Miss Quincey was not exactly popular. The younger teachers
pronounced her cut and dried; for dryness, conscientiously acquired,
passed for her natural condition. Nobody knew that it cost her much
effort and industry to be so stiff and starched; that the starch had to be
put on fresh every morning; that it was quite a business getting up her
limp little personality for the day. In five-and-twenty years, owing to an
incurable malady of shyness, she had never made friends with any of
her pupils.
Her one exception proved her rule. Miss Quincey seemed to have gone
out of her way to attract that odious little Laura Lazarus, who was
known at St. Sidwell's as the Mad Hatter. At fourteen, being still
incapable of adding two and two together, the Mad Hatter had been told
off into an idiot's class by herself for arithmetic; and Miss Quincey,
because she was so meek and patient and persistent, was told off to
teach her. The child, a queer, ugly little pariah, half-Jew, half-Cockney,
held all other girls in abhorrence, and was avoided by them with an
equal loathing. She seemed to have attached herself to the unpopular
teacher out of sheer perversity and malignant contempt of public
opinion. Abandoned in their corner, with their heads bent together over
the sums, the two outsiders clung to each other in a common misery
and isolation.
Miss Quincey was well aware that she was of no account at St.

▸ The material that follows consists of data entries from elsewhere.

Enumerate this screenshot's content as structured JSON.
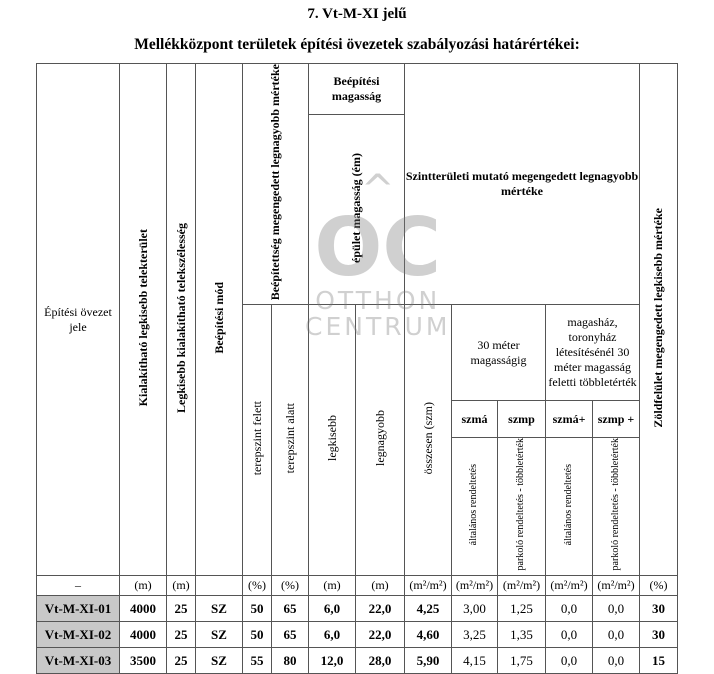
{
  "title": "7.   Vt-M-XI jelű",
  "subtitle": "Mellékközpont területek építési övezetek szabályozási határértékei:",
  "headers": {
    "zone": "Építési övezet jele",
    "min_area": "Kialakítható legkisebb telekterület",
    "min_width": "Legkisebb kialakítható telekszélesség",
    "mode": "Beépítési mód",
    "coverage": "Beépítettség megengedett legnagyobb mértéke",
    "above": "terepszint felett",
    "below": "terepszint alatt",
    "height_group": "Beépítési magasság",
    "building_height": "épület magasság (ém)",
    "h_min": "legkisebb",
    "h_max": "legnagyobb",
    "floor_ratio": "Szintterületi mutató megengedett legnagyobb mértéke",
    "total": "összesen (szm)",
    "up_to_30": "30 méter magasságig",
    "above_30": "magasház, toronyház létesítésénél 30 méter magasság feletti többletérték",
    "szma": "szmá",
    "szmp": "szmp",
    "szma_plus": "szmá+",
    "szmp_plus": "szmp +",
    "general": "általános rendeltetés",
    "parking": "parkoló rendeltetés - többletérték",
    "green": "Zöldfelület megengedett legkisebb mértéke"
  },
  "units": [
    "–",
    "(m)",
    "(m)",
    "",
    "(%)",
    "(%)",
    "(m)",
    "(m)",
    "(m²/m²)",
    "(m²/m²)",
    "(m²/m²)",
    "(m²/m²)",
    "(m²/m²)",
    "(%)"
  ],
  "rows": [
    [
      "Vt-M-XI-01",
      "4000",
      "25",
      "SZ",
      "50",
      "65",
      "6,0",
      "22,0",
      "4,25",
      "3,00",
      "1,25",
      "0,0",
      "0,0",
      "30"
    ],
    [
      "Vt-M-XI-02",
      "4000",
      "25",
      "SZ",
      "50",
      "65",
      "6,0",
      "22,0",
      "4,60",
      "3,25",
      "1,35",
      "0,0",
      "0,0",
      "30"
    ],
    [
      "Vt-M-XI-03",
      "3500",
      "25",
      "SZ",
      "55",
      "80",
      "12,0",
      "28,0",
      "5,90",
      "4,15",
      "1,75",
      "0,0",
      "0,0",
      "15"
    ]
  ],
  "watermark": "OC OTTHON CENTRUM"
}
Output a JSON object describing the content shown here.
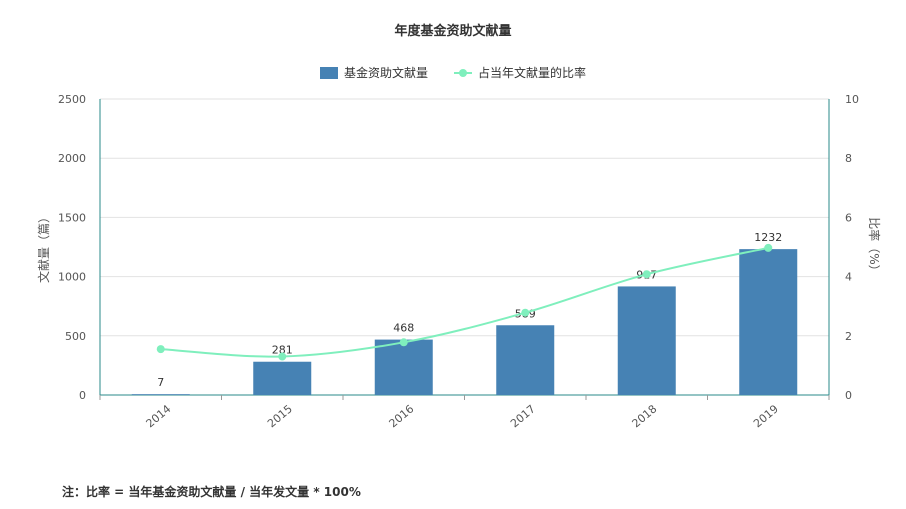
{
  "chart_data": {
    "type": "bar",
    "title": "年度基金资助文献量",
    "categories": [
      "2014",
      "2015",
      "2016",
      "2017",
      "2018",
      "2019"
    ],
    "series": [
      {
        "name": "基金资助文献量",
        "type": "bar",
        "axis": "left",
        "values": [
          7,
          281,
          468,
          589,
          917,
          1232
        ],
        "color": "#4682b4"
      },
      {
        "name": "占当年文献量的比率",
        "type": "line",
        "axis": "right",
        "values": [
          1.55,
          1.3,
          1.78,
          2.78,
          4.08,
          4.97
        ],
        "color": "#7fefbd"
      }
    ],
    "ylabel": "文献量（篇）",
    "y2label": "比率（%）",
    "ylim": [
      0,
      2500
    ],
    "y2lim": [
      0,
      10
    ],
    "yticks": [
      "0",
      "500",
      "1000",
      "1500",
      "2000",
      "2500"
    ],
    "y2ticks": [
      "0",
      "2",
      "4",
      "6",
      "8",
      "10"
    ],
    "grid": true,
    "legend": "top-center"
  },
  "note": "注：比率 = 当年基金资助文献量 / 当年发文量 * 100%"
}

Sidwell's. She supposed that it was because she had never taken her
degree. To be sure she had never tried to take it; but it was by no means
certain that she could have taken it if she had tried. She was not clever;
Louisa had carried off all the brains and the honours of the family. It
had been considered unnecessary for Juliana to develop an individuality
of her own; enough for her that she belonged to Louisa, and was known
as Louisa's sister. Louisa's sister was a part of Louisa; Louisa was a part

of St. Sidwell's College, Regent's Park; and St. Sidwell's College,
Regent's Park, was a part--no, St. Sidwell's was the whole; it was the
glorious world. Miss Quincey had never seen, or even desired to see
any other. That college was to her a place of exquisite order and light.